The junior senator from California, Kamala Harris, is laying off dozens of campaign staffers and redirecting most of her dwindling resources to Iowa. In recent polls, Harris has cratered to just 3 percent, falling behind Hawaii congresswoman Tulsi Gabbard. Harris memorably slighted Gabbard after a July debate. “I’m obviously a top-tier candidate,” she explained. “There are a lot of people that are trying to make the stage for the next debate. . . . Especially when some people are at zero or 1 percent, whatever she [Gabbard] might be at.”
Now it’s obvious that Harris is not a top-tier candidate. Gabbard had attacked Harris for laughing at the idea of smoking marijuana herself, while compiling a record as a draconian drug warrior and a dodgy prosecutor willing to do what’s unjust if it advanced her political career. The attack is effective as a symbol of Harris’s hypocrisy and opportunism, and it points to the fundamentally dysfunctional political culture of California: The rules are applied vengefully to the peons, the rules are rewritten or ignored for the privileged.
California is one of the most unequal states in our society. California has more superrich than anywhere else in the country. It also has one of the highest poverty rates. There, the rich are indulged, protected, and cosseted, while the poor are punished, humiliated, and cast into chaos.

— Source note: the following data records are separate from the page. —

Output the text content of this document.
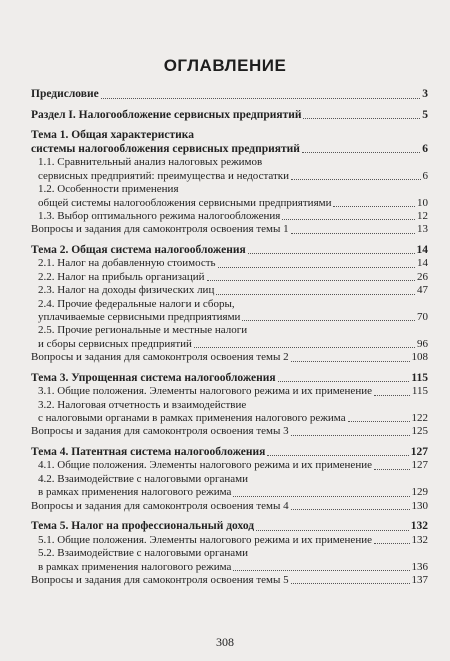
ОГЛАВЛЕНИЕ
Предисловие	3
Раздел I. Налогообложение сервисных предприятий	5
Тема 1. Общая характеристика
системы налогообложения сервисных предприятий	6
1.1. Сравнительный анализ налоговых режимов
сервисных предприятий: преимущества и недостатки	6
1.2. Особенности применения
общей системы налогообложения сервисными предприятиями	10
1.3. Выбор оптимального режима налогообложения	12
Вопросы и задания для самоконтроля освоения темы 1	13
Тема 2. Общая система налогообложения	14
2.1. Налог на добавленную стоимость	14
2.2. Налог на прибыль организаций	26
2.3. Налог на доходы физических лиц	47
2.4. Прочие федеральные налоги и сборы,
уплачиваемые сервисными предприятиями	70
2.5. Прочие региональные и местные налоги
и сборы сервисных предприятий	96
Вопросы и задания для самоконтроля освоения темы 2	108
Тема 3. Упрощенная система налогообложения	115
3.1. Общие положения. Элементы налогового режима и их применение	115
3.2. Налоговая отчетность и взаимодействие
с налоговыми органами в рамках применения налогового режима	122
Вопросы и задания для самоконтроля освоения темы 3	125
Тема 4. Патентная система налогообложения	127
4.1. Общие положения. Элементы налогового режима и их применение	127
4.2. Взаимодействие с налоговыми органами
в рамках применения налогового режима	129
Вопросы и задания для самоконтроля освоения темы 4	130
Тема 5. Налог на профессиональный доход	132
5.1. Общие положения. Элементы налогового режима и их применение	132
5.2. Взаимодействие с налоговыми органами
в рамках применения налогового режима	136
Вопросы и задания для самоконтроля освоения темы 5	137
308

The parts of the middle class that haven’t fled the Golden State for Boulder, Colo., Austin, Texas, Nashville, Tenn., Columbus, Ohio, or Atlanta are now subjected to semi-regular preemptive power outages. Which means school closings, lost days at work, and spoilage at grocers and restaurants.
What strikes most visitors to Los Angeles and San Francisco these days is the obscene wealth and squalor in close proximity: billion-dollar work campuses at one edge, but human feces in the old neighborhoods. California’s infrastructure is among the worst in the nation, despite the fact that the state could be counted as one of the five largest economies in the world. The infrastructure that has been built out in recent years has mostly served the tech giants in Silicon Valley. It has connected the enclaves of the superrich and facilitated their travel. California is leading the country in building new lanes for high-occupancy vehicles and those willing to pay a toll for reduced travel time. Even the highways can be made to resemble gated communities.